Soldiers Try To Trade Tech Support For Afghan IntelBy Spencer Ackerman
August 13, 2010 | 7:49 am
TOKCHI, Afghanistan – Captain Cristian Balan shows up to the computer lab holding a spool of Cat-5 cable, eager to play tech support. If he can get the computers running in this relatively-prosperous town of 4000 people, he figures, it’ll pay dividends in goodwill. Maybe the platoon will get some tips about local insurgent activity.
His fellow soldiers are skeptical. You go to talk to the Afghans and you help them if you can, but all you typically get back is a laundry list of complaints and a Stop Snitching posture of silence when it comes to giving up the bad guys.

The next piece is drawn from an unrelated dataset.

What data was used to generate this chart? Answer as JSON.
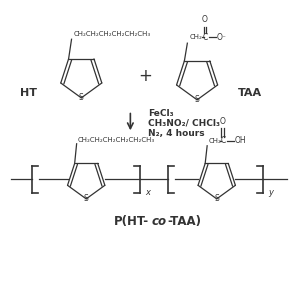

So there’s some tension within this small unit, the 3rd Platoon of Alpha Company Sappers, 1-172 Cavalry, with whom Balan, the overall squadron’s communications chief, is riding along today to assist. The soldiers’ ultimate goal is to take down insurgents and stabilize the two districts of Parwan Province in which they operate. They understand that in a counterinsurgency campaign, that means listening to villagers’ gripes, shelling out for the odd development project and even sending out a makeshift geek squad every now and then. But here in Parwan, just outside Bagram Air Base, they’re not seeing enough return on their investment.

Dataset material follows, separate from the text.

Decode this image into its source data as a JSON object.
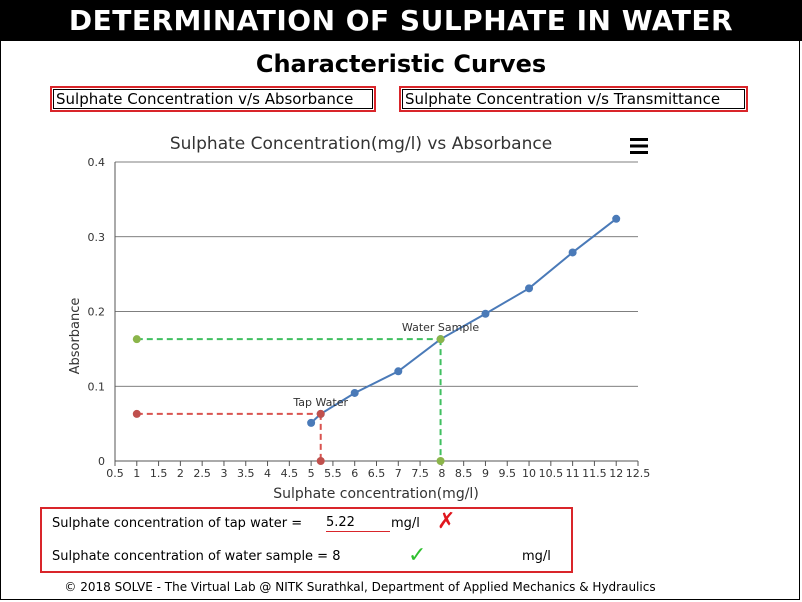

But then there’s Balan, a sunny Vermont National Guardsman who teaches digital forensics at Burlington’s Champlain College in civilian life. Since Tokchi requested computer help, he’s psyched that his techie skills may come in handy for 3rd platoon: “We finally get to do what we like to do!” If he wasn’t in Afghanistan, he tells me, he’d have gone to Def Con. Would’ve grown a beard and everything.

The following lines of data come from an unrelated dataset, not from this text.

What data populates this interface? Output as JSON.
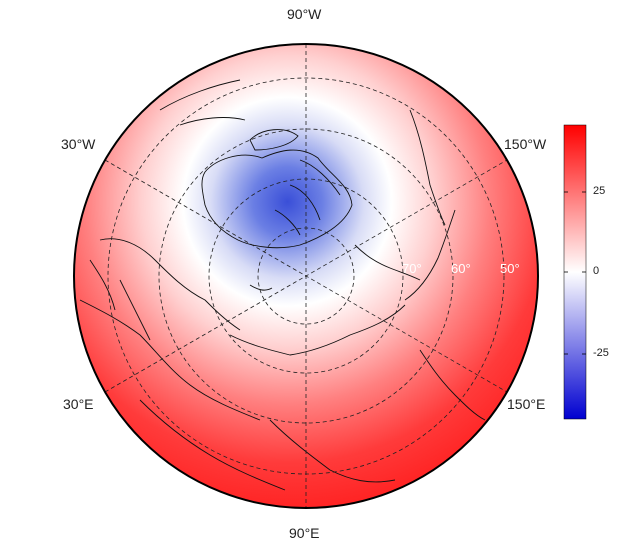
{
  "map": {
    "projection": "polar-stereographic-north",
    "colormap": [
      "#0000d0",
      "#ffffff",
      "#ff0000"
    ],
    "longitude_labels": {
      "top": "90°W",
      "upper_left": "30°W",
      "upper_right": "150°W",
      "lower_left": "30°E",
      "lower_right": "150°E",
      "bottom": "90°E"
    },
    "latitude_labels": [
      "70°",
      "60°",
      "50°"
    ],
    "colorbar": {
      "min": -45,
      "max": 45,
      "ticks": [
        "25",
        "0",
        "-25"
      ]
    }
  }
}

Now, Balan (pictured, above and left) is out in the baking heat, waving to kids who don’t wave back. He steps into the computer lab, a small cement box maintained by a social organization called the Bagram People Sultania Foundation. The room has nine black Dell desktops, looking maybe five years old. They’re running Windows XP Home Edition, got USB drives, optical mice – matter of fact, they wouldn’t be out of place in an American public school. Balan thought he’d be working on total dinosaurs. “I could teach off these!” he beams.